Le dénouement semble proche en Côte d'Ivoire. Michel de Bonnecorse, ancien conseiller Afrique du président Chirac, décrypte la situation pour Le Point.fr.
Après une progression fulgurante à travers toute la Côte d'Ivoire, les forces armées d'Alassane Ouattara assiègent Laurent Gbagbo dans son palais d'Abidjan. Pour décrypter la situation, Le Point.fr a interrogé Michel de Bonnecorse, diplomate et ancien conseiller Afrique du président Chirac.
Le Point.fr : Assiste-t-on à la chute de Laurent Gbagbo ?
Michel de Bonnecorse : Oui, je crois que maintenant c'est clair. Les forces qui étaient du côté de Laurent Gbagbo se sont pour la plupart mises à disposition du président élu. Je ne vois pas quel pourrait être l'obstacle à la destitution de l'appareil d'État de Gbagbo. Il va y avoir quelques combats sporadiques, mais c'est la fin de la partie pour Laurent Gbagbo.
Comment expliquez-vous l'accélération des événements ?

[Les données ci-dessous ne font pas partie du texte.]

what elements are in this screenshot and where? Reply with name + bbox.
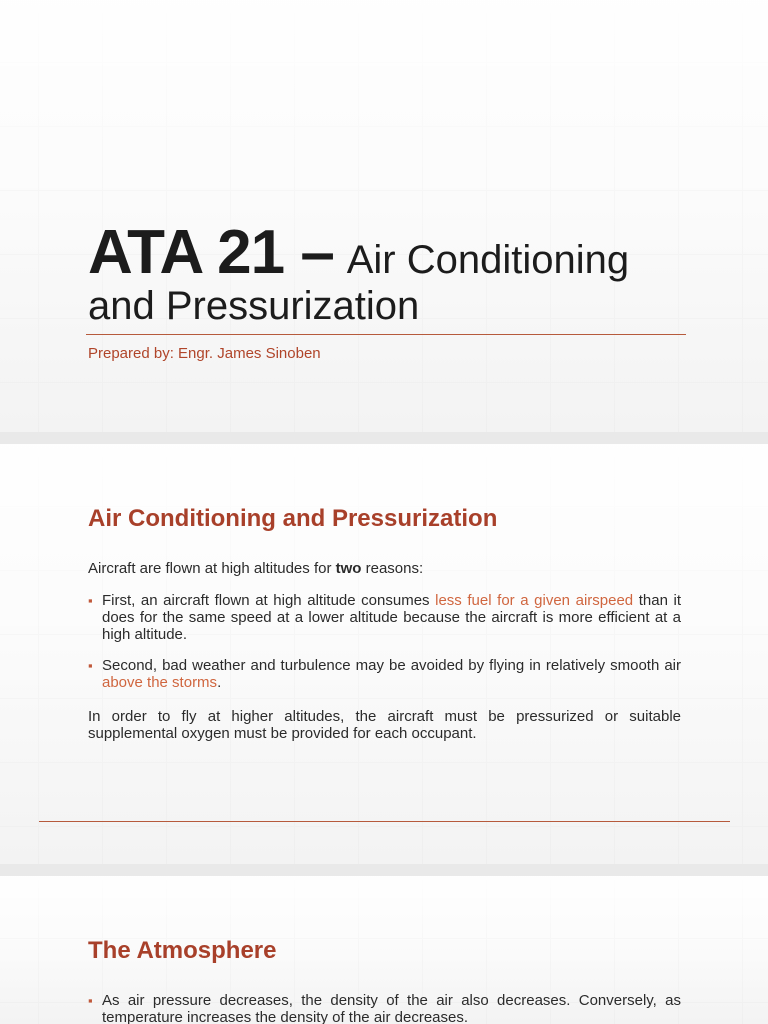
bullet-text: As air pressure decreases, the density of the air also decreases. Conversely, as temperature increases the density of the air decreases. [102, 992, 681, 1024]
bullet-text-end: . [217, 674, 222, 691]
bullet-text: Second, bad weather and turbulence may be avoided by flying in relatively smooth air [102, 657, 681, 674]
list-item [88, 592, 681, 643]
title-slide [0, 0, 768, 432]
slide-title [88, 218, 630, 287]
title-topic-continued: and Pressurization [88, 284, 420, 328]
title-divider [86, 334, 686, 335]
slide-heading: The Atmosphere [88, 937, 277, 964]
intro-text-start: Aircraft are flown at high altitudes for [88, 560, 336, 577]
intro-emphasis: two [335, 560, 362, 577]
title-topic: Air Conditioning [346, 238, 630, 282]
bullet-list [88, 992, 681, 1024]
title-code: ATA 21 – [88, 218, 334, 287]
intro-text-end: reasons: [361, 560, 424, 577]
closing-paragraph: In order to fly at higher altitudes, the aircraft must be pressurized or suitable supplemental oxygen must be provided for each occupant. [88, 708, 681, 742]
bullet-highlight: above the storms [102, 674, 218, 691]
content-slide-atmosphere [0, 876, 768, 1024]
bullet-text: First, an aircraft flown at high altitude consumes [102, 592, 436, 609]
author-line: Prepared by: Engr. James Sinoben [88, 345, 321, 362]
bullet-text-end: than it does for the same speed at a lower altitude because the aircraft is more efficient at a high altitude. [102, 592, 681, 643]
bullet-marker-icon: ▪ [88, 593, 93, 608]
bullet-marker-icon: ▪ [88, 658, 93, 673]
list-item [88, 992, 681, 1024]
list-item [88, 657, 681, 691]
bullet-list [88, 592, 681, 705]
bullet-highlight: less fuel for a given airspeed [435, 592, 634, 609]
bullet-marker-icon: ▪ [88, 993, 93, 1008]
footer-divider [39, 821, 730, 822]
intro-paragraph [88, 560, 681, 577]
content-slide-air-conditioning [0, 444, 768, 864]
slide-heading: Air Conditioning and Pressurization [88, 505, 498, 532]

Il y a deux raisons. Depuis deux mois, les partisans d'Alassane Ouattara se sont aperçus que les arguments politiques, juridiques, et que la pression africaine et internationale ne feraient pas partir Laurent Gbagbo. Il fallait passer à un rapport de force et organiser une action armée qui aille jusqu'à Abidjan. Ça a été bien préparé sur le plan stratégique, bien planifié, les moyens ont été mis en oeuvre. Et puis, au fur et à mesure que le temps passait, les soutiens de Laurent Gbagbo se sont aperçus qu'il menait un combat politique sans issue. Il fallait soit le convaincre de partir soit se détacher de lui. Depuis huit jours, on assiste à de multiples fissures. Presque invisibles au début, elles conduisent à son éclatement.

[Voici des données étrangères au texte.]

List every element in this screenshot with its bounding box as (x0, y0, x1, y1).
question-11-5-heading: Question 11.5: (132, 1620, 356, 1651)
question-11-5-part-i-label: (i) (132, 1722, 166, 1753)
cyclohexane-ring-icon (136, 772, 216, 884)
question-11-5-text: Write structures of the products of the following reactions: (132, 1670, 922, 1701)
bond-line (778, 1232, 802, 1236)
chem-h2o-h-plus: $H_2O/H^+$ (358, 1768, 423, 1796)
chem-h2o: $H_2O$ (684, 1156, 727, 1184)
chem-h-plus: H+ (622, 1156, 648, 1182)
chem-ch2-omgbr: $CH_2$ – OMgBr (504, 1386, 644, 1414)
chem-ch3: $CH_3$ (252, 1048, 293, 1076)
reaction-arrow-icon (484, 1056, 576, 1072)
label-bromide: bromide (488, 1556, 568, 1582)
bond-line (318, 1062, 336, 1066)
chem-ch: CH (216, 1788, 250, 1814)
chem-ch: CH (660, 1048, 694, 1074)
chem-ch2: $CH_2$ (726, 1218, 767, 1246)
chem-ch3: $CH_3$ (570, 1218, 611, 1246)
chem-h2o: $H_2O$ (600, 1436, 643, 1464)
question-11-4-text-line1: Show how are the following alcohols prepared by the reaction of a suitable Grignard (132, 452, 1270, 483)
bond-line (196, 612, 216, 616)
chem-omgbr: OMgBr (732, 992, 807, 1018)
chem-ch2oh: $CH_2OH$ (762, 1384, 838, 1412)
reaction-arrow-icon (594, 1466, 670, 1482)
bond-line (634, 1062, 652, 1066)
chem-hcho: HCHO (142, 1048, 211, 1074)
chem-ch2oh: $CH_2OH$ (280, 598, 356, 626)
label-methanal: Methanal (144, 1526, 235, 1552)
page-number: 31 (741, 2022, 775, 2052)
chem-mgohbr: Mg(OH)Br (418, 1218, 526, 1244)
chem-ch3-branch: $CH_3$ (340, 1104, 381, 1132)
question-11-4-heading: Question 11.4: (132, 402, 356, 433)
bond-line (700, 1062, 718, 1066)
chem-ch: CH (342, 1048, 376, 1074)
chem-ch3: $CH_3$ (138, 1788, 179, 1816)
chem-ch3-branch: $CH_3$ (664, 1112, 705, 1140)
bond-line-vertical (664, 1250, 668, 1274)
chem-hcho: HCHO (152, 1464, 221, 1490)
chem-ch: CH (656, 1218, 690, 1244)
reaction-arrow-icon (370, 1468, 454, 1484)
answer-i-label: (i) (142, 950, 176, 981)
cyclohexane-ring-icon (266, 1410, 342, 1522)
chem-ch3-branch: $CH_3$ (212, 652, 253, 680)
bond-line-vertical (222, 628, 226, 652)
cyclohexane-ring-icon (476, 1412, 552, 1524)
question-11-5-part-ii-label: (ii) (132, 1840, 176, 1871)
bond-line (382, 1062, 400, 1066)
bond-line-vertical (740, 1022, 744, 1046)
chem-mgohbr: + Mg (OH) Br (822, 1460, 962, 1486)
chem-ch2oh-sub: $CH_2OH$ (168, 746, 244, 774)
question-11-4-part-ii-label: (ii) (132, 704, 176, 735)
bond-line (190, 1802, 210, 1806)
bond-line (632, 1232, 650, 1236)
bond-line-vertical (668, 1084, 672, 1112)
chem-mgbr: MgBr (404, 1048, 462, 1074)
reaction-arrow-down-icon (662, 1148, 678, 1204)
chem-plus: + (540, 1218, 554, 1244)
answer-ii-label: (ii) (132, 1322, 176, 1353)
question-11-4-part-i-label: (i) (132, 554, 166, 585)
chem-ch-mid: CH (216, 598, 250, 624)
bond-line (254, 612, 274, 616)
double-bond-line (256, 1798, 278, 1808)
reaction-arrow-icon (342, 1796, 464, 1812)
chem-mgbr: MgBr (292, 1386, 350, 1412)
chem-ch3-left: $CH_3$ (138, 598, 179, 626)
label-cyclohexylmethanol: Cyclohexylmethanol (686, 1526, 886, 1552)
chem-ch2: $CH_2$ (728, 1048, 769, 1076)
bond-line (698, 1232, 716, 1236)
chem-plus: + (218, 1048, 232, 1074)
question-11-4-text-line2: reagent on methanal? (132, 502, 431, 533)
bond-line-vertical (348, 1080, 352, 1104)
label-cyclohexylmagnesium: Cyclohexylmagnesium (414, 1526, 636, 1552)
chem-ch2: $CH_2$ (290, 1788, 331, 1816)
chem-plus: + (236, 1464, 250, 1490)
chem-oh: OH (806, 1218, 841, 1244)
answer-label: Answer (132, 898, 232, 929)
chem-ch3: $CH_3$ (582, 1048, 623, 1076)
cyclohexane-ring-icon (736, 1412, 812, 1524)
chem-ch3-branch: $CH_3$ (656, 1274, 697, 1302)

Quel rôle les pays africains ont-ils joué ?
Il y a six jours, l'Afrique du Sud et l'Angola, qui freinaient au sein de l'Union africaine et qui continuaient à financer le camp Gbagbo, lui ont signifié très clairement que c'était fini, qu'ils ne lui apportaient plus leur appui. Ils lui ont demandé de partir. Cette décision a eu un effet très important sur le moral du camp Gbagbo. Ses membres étaient en état de choc.

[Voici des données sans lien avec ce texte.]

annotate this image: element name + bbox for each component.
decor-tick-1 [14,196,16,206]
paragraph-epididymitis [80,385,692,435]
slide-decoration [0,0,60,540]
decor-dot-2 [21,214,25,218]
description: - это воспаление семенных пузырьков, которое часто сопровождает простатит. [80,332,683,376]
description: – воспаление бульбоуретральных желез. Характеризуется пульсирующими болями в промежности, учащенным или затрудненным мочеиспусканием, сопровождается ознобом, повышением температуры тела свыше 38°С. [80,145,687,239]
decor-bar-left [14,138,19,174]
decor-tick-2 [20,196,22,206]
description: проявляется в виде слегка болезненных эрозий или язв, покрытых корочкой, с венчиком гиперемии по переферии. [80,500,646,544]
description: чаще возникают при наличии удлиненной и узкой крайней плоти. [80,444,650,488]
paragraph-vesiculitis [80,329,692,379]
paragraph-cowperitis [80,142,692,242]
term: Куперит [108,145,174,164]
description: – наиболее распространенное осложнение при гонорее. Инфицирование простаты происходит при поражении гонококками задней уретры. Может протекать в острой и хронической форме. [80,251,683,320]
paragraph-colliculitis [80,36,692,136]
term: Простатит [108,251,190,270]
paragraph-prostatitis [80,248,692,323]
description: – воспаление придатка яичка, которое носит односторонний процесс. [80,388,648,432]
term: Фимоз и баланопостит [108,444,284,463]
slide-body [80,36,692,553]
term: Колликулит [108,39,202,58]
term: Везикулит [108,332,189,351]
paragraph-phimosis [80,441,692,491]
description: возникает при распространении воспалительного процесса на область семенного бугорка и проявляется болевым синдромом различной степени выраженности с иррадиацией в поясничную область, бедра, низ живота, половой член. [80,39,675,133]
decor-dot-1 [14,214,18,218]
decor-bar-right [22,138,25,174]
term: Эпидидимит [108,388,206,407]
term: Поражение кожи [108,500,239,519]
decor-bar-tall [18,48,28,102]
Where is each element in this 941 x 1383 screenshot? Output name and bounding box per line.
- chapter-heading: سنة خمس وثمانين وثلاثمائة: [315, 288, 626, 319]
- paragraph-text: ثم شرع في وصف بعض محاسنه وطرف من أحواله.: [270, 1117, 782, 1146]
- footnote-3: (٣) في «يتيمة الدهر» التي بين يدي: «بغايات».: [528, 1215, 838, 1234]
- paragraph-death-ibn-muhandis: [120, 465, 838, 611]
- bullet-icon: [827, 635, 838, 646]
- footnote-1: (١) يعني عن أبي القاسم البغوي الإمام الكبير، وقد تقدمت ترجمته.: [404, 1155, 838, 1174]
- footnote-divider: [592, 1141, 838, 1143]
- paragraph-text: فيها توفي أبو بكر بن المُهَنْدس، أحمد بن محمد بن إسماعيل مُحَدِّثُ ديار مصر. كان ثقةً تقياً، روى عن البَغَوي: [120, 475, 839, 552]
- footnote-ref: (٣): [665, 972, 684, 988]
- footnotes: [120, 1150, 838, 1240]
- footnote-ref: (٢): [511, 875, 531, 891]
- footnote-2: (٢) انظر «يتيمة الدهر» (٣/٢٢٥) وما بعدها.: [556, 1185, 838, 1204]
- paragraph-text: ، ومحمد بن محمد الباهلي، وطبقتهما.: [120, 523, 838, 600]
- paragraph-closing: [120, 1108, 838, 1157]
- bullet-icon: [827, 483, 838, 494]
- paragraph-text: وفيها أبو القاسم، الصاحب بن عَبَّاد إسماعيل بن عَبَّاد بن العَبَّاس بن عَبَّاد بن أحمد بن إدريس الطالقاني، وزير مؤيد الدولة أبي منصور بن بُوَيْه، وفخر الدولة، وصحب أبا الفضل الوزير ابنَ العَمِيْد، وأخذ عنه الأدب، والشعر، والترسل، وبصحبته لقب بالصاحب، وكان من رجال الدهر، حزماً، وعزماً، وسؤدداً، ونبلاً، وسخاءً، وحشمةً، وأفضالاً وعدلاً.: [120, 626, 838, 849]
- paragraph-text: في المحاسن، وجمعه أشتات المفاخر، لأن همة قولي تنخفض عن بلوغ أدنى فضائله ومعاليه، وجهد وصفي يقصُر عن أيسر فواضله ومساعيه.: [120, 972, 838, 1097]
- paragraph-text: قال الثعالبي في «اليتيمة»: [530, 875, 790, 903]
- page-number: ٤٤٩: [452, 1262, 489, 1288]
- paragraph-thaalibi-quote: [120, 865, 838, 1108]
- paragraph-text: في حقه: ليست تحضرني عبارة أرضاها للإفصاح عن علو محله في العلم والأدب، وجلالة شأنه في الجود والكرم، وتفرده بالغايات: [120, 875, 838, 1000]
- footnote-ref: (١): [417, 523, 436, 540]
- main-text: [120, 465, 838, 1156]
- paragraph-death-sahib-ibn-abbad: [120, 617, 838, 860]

Est-il totalement absurde d'imaginer que les pro-Ouattara ont pu recevoir une aide de l'extérieur pour leur reconquête du pays ?
C'est tout à fait imaginable et c'est assez logique. L'ensemble de la Cedeao et l'Union africaine demandaient le départ de Laurent Gbagbo par tous les moyens. Il était même prévu dans le mandat de l'UA qu'il pouvait être déposé par la force. Il n'est donc pas anormal que certains pays africains aient apporté leurs conseils ou leurs appuis aux forces républicaines.
La diplomatie française a eu une approche très différente des situations ivoirienne et libyenne. Comment expliquez-vous cela ?
La première raison, c'est qu'il est beaucoup plus facile d'intervenir en territoire libyen qu'en Côte d'Ivoire. En Libye, il n'y a pas cet enchevêtrement ethnique dans les grandes villes. Ce sont de grands axes, des territoires sans la moindre forêt pour cacher des équipements militaires. On peut frapper facilement en Libye. En Côte d'Ivoire, toute intervention propre, c'est-à-dire en ménageant la population civile, est impossible.
La deuxième raison, c'est qu'il y avait une quasi-unanimité pour dire que Kadhafi devait partir. Pas seulement pour l'ensemble de son oeuvre, mais aussi parce qu'il tirait à l'arme lourde sur sa population. Il s'est passé la même chose à Abidjan. Depuis une semaine, les gens de Laurent Gbagbo ont commencé à tirer à l'arme lourde sur le quartier d'Abobo. C'est à ce moment-là que tout a basculé.
Comment voyez-vous l'après-Gbagbo ?
Les Ivoiriens ne sont pas aussi divisés qu'on le pense. Sinon Ouattara n'aurait jamais été élu. Je crois que les Ivoiriens vont essayer de gommer de leurs esprits tous les événements de ces dernières années. Il y aura une volonté de réconciliation. On a perdu vingt ans en Côte d'Ivoire. Mettons fin au cauchemar, mettons fin à la guerre civile. Je ne dis pas que, dès demain, tout le monde va s'embrasser. Il va peut-être y avoir des victimes encore. Mais le pays ne va pas s'embraser.